A state appellate court upheld its decision in early June that the Town of North Hempstead’s Board of Zoning and Appeals had acted properly in granting Gino’s Pizzeria and Restaurant area variances and a conditional-use permit in its proposal for a new sit-down restaurant at 429 Plandome Road.

The Town of North Hempstead granted the area variances, which sought the relaxation of town code requirements regarding parking and loading zones, on May 25, 2011, but Colin Realty Co., LLC, which owns property adjacent to the proposed restaurant, appealed the decision and sued in appellate court when the appeal was denied. 

Colin Realty, located at 1520 Northern Boulevard, argued that a use variance was required in converting the storefront into a restaurant. 

The court ruled the zoning board properly determined that the variances Gino’s applied for were in accordance with town code, according to a document explaining the ruling posted on the state appellate court’s Web site.

According to the document, the court’s decision was made based on a required balancing test weighing the benefits the variance would provide the applicant against the detriment the variance would be to the health, safety and welfare of the neighborhood.

Efforts to reach Colin Realty were unavailing.

The storefront at 429 Plandome Road had been built without taking into account parking or loading zones because at the time of its construction, the town code did not include such requirements.

North Hempstead now requires one off-street parking space for every four seats or four people as well as one space per employee, according to the decision. The restaurant, as proposed, would have required 24 parking spaces.

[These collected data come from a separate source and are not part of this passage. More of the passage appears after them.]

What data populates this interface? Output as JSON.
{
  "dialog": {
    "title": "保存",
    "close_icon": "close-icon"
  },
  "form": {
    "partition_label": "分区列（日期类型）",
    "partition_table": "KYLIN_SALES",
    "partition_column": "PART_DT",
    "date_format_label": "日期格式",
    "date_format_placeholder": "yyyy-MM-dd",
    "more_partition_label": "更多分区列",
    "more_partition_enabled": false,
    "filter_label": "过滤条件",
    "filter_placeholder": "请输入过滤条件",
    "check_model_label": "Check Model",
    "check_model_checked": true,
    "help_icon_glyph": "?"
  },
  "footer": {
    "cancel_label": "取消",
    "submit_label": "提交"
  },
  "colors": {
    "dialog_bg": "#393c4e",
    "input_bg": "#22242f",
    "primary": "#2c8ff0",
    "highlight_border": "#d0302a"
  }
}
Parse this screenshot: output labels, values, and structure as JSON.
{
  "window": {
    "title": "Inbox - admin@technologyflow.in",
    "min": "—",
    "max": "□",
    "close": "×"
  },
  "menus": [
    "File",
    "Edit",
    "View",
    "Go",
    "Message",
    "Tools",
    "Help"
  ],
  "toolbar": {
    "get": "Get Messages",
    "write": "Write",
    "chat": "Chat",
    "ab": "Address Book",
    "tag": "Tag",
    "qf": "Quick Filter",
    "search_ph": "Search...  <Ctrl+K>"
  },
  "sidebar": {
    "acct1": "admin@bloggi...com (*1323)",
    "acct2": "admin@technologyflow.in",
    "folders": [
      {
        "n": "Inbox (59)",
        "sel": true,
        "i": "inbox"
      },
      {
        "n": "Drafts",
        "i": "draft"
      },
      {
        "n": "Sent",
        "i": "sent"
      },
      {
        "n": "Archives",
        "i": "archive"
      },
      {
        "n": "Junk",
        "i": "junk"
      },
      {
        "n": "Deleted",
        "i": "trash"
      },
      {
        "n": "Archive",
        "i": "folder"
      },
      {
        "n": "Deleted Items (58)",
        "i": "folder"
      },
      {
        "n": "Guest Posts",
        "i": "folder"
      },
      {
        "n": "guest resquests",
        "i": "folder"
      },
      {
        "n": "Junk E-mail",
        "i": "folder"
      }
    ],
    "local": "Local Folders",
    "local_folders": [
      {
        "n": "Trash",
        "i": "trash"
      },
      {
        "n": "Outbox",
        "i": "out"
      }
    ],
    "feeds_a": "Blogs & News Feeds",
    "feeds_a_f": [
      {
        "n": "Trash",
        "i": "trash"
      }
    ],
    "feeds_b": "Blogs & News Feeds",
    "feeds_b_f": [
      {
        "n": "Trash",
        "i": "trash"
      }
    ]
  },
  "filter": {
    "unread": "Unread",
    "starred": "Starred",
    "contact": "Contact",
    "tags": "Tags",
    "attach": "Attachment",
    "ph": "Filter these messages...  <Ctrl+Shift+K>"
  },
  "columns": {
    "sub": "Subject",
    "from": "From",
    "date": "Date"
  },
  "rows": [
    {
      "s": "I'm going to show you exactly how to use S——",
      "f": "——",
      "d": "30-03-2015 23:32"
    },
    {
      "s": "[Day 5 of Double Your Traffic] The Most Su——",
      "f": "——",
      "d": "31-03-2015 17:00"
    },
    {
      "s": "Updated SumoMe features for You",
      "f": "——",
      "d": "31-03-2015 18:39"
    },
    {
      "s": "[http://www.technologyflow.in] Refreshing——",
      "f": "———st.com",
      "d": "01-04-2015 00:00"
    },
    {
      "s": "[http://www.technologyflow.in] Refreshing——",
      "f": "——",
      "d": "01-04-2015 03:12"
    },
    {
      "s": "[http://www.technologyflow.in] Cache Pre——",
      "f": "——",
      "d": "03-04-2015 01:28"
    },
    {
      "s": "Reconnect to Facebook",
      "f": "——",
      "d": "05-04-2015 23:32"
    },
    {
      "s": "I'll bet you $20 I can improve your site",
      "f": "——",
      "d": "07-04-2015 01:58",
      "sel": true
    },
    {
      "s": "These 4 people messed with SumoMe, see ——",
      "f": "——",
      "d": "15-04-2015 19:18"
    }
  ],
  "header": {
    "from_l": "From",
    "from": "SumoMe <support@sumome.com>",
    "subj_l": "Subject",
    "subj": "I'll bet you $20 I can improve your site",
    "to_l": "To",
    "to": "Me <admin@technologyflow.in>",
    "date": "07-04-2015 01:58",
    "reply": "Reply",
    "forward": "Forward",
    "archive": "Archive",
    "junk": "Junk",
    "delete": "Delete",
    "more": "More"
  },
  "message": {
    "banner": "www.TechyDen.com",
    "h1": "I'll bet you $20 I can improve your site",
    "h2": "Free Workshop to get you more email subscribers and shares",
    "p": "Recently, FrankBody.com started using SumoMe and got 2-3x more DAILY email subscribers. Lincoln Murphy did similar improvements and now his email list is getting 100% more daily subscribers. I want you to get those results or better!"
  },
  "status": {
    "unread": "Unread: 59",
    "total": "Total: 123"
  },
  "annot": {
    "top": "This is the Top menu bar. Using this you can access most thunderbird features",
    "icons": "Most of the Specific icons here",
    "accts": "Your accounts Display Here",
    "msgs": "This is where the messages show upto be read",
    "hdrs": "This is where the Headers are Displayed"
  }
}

Gino’s, identified in the ruling as “Manhasset Pizza, LLC.,” applied for area variances to convert the storefront into a 45-seat Italian restaurant. 

But the initial proposal did not include the revised requirements and the pizzeria applied for area variances in addition to a conditional use permit from the North Hempstead Board of Zoning and Appeals. 

The ruling listed factors a zoning board takes into account when deciding whether to issue a variance, which includes whether the variance would create an undesirable change in the neighborhood or be a detriment to nearby properties, whether the applicant can achieve the variance’s benefits without pursuing a variance, whether the variance is substantial, whether the variance would have an adverse impact on or impact the physical environmental conditions in the neighborhood or district and whether the reason for the variance was self-created, which would be relevant to the board of appeals but would not preclude the granting of the variance.

The court ruled that the zoning board properly engaged in the balancing test, that the variances would not have an adverse impact on the area and that the board reached its conclusion based on its members’ own personal knowledge of the area as well as from testimony from a traffic engineer hired by Gino’s, who concluded that ample parking existed within two nearby lots as well as on-street spaces. 

According to the ruling, Colin Realty conducted its own traffic study, which concluded the proposed restaurant would crowd on-street parking but that enough spaces were available in nearby lots.